By Calyssa Erb
While the days may be blending into each other as we wonder how long this pandemic will last, there is some good news with these fantastic Canadian book-to-screen adaptations in the works. We may even see some as early as 2021. So, go ahead: take some time away from the latest reality show to show up on your streaming site of choice to read these thrilling novels and memoirs. You’ll want to be ready when these Canadian stories make their debut on the screen! Bonus: you can make a Pinterest board of which actor you’d like to see play each character after you finish reading.
At 15, Samra Zafar had big dreams for herself. She was going to go to university, and forge her own path. Then with almost no warning, those dreams were pulled away from her when she was suddenly married to a stranger at 17 and had to leave behind her family in Pakistan to move to Canada. Her new husband and his family promised that the marriage and the move would be a fulfillment of her dream, not a betrayal of it. But as the walls of their home slowly became a prison, Samra realized the promises were empty ones.
Desperate to get out, and refusing to give up, she hatched an escape plan for herself and her two daughters. Somehow she found the strength to not only build a new future, but to walk away from her past, ignoring the pleas of her family and risking cultural isolation by divorcing her husband.
A Good Wife tells her harrowing and inspiring story, following her from a young girl with big dreams, through finding strength in the face of oppression and then finally battling through to empowerment.
A Good Wife is currently being adapted for film by Pier 21 Films.
Jared Martin, seventeen, has quit drugs and drinking. But his troubles are not over: the temptation to slip is constant (thanks to his enabling, ever-partying mom, Maggie). He’s being stalked by David, his mom’s ex–a preppy, khaki-wearing psycho with a proclivity for rib-breaking. And Maggie, a witch as well as a badass, can’t protect him like she used to because he’s moved from Kitimat to Vancouver for school.

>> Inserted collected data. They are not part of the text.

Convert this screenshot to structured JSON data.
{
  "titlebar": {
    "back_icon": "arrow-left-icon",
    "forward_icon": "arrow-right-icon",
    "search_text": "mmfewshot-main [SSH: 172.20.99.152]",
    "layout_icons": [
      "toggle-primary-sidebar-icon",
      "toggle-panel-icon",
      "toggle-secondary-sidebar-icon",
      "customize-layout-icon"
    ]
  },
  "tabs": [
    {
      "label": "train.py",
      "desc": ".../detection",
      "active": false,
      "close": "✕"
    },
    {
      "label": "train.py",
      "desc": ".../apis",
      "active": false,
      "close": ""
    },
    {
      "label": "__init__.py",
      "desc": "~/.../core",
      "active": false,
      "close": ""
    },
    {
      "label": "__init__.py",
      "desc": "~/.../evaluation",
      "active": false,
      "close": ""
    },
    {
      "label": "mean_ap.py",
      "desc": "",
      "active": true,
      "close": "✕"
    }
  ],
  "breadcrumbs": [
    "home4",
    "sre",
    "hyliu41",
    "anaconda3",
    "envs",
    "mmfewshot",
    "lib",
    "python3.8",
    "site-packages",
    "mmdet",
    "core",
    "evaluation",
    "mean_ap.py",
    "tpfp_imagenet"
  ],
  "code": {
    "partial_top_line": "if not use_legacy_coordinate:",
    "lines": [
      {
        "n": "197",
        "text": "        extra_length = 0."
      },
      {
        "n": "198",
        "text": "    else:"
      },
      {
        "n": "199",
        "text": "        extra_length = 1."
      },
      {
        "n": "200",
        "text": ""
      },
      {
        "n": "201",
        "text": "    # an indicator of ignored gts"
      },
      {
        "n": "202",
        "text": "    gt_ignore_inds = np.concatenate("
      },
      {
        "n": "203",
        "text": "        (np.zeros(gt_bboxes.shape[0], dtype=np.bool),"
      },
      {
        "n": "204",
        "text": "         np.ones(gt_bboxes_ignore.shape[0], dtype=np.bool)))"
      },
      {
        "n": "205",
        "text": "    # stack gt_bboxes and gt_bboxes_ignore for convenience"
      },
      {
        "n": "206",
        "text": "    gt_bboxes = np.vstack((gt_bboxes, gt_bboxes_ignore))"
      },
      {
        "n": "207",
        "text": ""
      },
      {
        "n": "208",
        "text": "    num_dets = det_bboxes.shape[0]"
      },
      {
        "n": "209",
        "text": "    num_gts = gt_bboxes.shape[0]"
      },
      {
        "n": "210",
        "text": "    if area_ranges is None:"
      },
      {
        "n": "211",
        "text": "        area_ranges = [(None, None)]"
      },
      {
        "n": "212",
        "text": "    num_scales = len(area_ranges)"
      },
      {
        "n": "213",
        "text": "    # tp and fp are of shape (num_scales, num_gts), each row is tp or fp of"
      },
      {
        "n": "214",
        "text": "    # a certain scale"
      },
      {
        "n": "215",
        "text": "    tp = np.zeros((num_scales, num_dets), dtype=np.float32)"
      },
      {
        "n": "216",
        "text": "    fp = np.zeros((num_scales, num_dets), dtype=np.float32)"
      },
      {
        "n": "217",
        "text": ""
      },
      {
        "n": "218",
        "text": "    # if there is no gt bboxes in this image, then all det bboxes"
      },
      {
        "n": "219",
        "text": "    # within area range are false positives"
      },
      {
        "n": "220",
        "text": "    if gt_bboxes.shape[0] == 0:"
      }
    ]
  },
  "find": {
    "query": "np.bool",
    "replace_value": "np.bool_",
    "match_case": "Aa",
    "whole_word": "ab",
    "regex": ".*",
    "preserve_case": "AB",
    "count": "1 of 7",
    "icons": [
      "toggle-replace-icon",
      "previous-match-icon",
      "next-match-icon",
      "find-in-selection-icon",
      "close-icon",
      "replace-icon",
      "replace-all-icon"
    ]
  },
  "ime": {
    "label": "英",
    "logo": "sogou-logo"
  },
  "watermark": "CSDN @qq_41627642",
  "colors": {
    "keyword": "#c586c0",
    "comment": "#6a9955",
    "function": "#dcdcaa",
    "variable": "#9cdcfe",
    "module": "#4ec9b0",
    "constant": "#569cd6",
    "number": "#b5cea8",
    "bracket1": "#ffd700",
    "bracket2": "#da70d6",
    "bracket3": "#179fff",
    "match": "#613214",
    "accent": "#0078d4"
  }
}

He figures that in order to be safe from both magic, addiction and David, he’s got to get his grades up, find a job that doesn’t involve selling weed cookies, and learn how to live with his Aunt Mave, who has been estranged from the family ever since she tried to “rescue” him as a baby from his mother. Though she smothers him with hugs, Mave is blind to the real dangers that lurk around them–the spirits and supernatural activity that fill her apartment.
As the son of a Trickster, Jared is a magnet for magic, whether he hates it or not. He sees ghosts, he sees the monster moving underneath his Aunt Georgina’s skin, he sees the creature that comes out of his bedroom wall and creepily wants to suck his toes. He also still hears his father in his head, and other voices too. When David finally catches up with him, Jared can’t ignore his true nature any longer. And neither can anyone else he loves.
Eden Robinson’s Trickster novels are coming to your screens this fall as the television series Trickster on CBC Gem.
Scarborough is a low-income, culturally diverse neighbourhood east of Toronto, the fourth largest city in North America; like many inner-city communities, it suffers under the weight of poverty, drugs, crime, and urban blight. Scarborough the novel employs a multitude of voices to tell the story of a tight-knit neighbourhood under fire: among them, Victor, a black artist harassed by the police; Winsum, a West Indian restaurant owner struggling to keep it together; and Hina, a Muslim school worker who witnesses first-hand the impact of poverty on education.
And then there are the three kids who work to rise above a system that consistently fails them: Bing, a gay Filipino boy who lives under the shadow of his father’s mental illness; Sylvie,Bing’s best friend, a Native girl whose family struggles to find a permanent home to live in; and Laura, whose history of neglect by her mother is destined to repeat itself with her father.
Scarborough offers a raw yet empathetic glimpse into a troubled community that locatesits dignity in unexpected places: a neighbourhood that refuses to be undone.
Scarborough is currently in film production with Compy Films, Telefilm Canada and Reel Asian Film Festival.
Vincent is a bartender at the Hotel Caiette, a five-star glass-and-cedar palace on the northernmost tip of Vancouver Island. New York financier Jonathan Alkaitis owns the hotel. When he passes Vincent his card with a tip, it’s the beginning of their life together. That same day, a hooded figure scrawls a note on the windowed wall of the hotel: “Why don’t you swallow broken glass.” Leon Prevant, a shipping executive for a company called Neptune-Avramidis, sees the note from the hotel bar and is shaken to his core. Thirteen years later, Vincent mysteriously disappears from the deck of a Neptune-Avramidis ship.
Weaving together the lives of these characters, The Glass Hotel moves between the ship, the skyscrapers of Manhattan and the wilderness of remote British Columbia, painting a breathtaking picture of greed and guilt, fantasy and delusion, art and the ghosts of our pasts.
The Glass Hotel is being developed for TV by NBC/Universal Studios.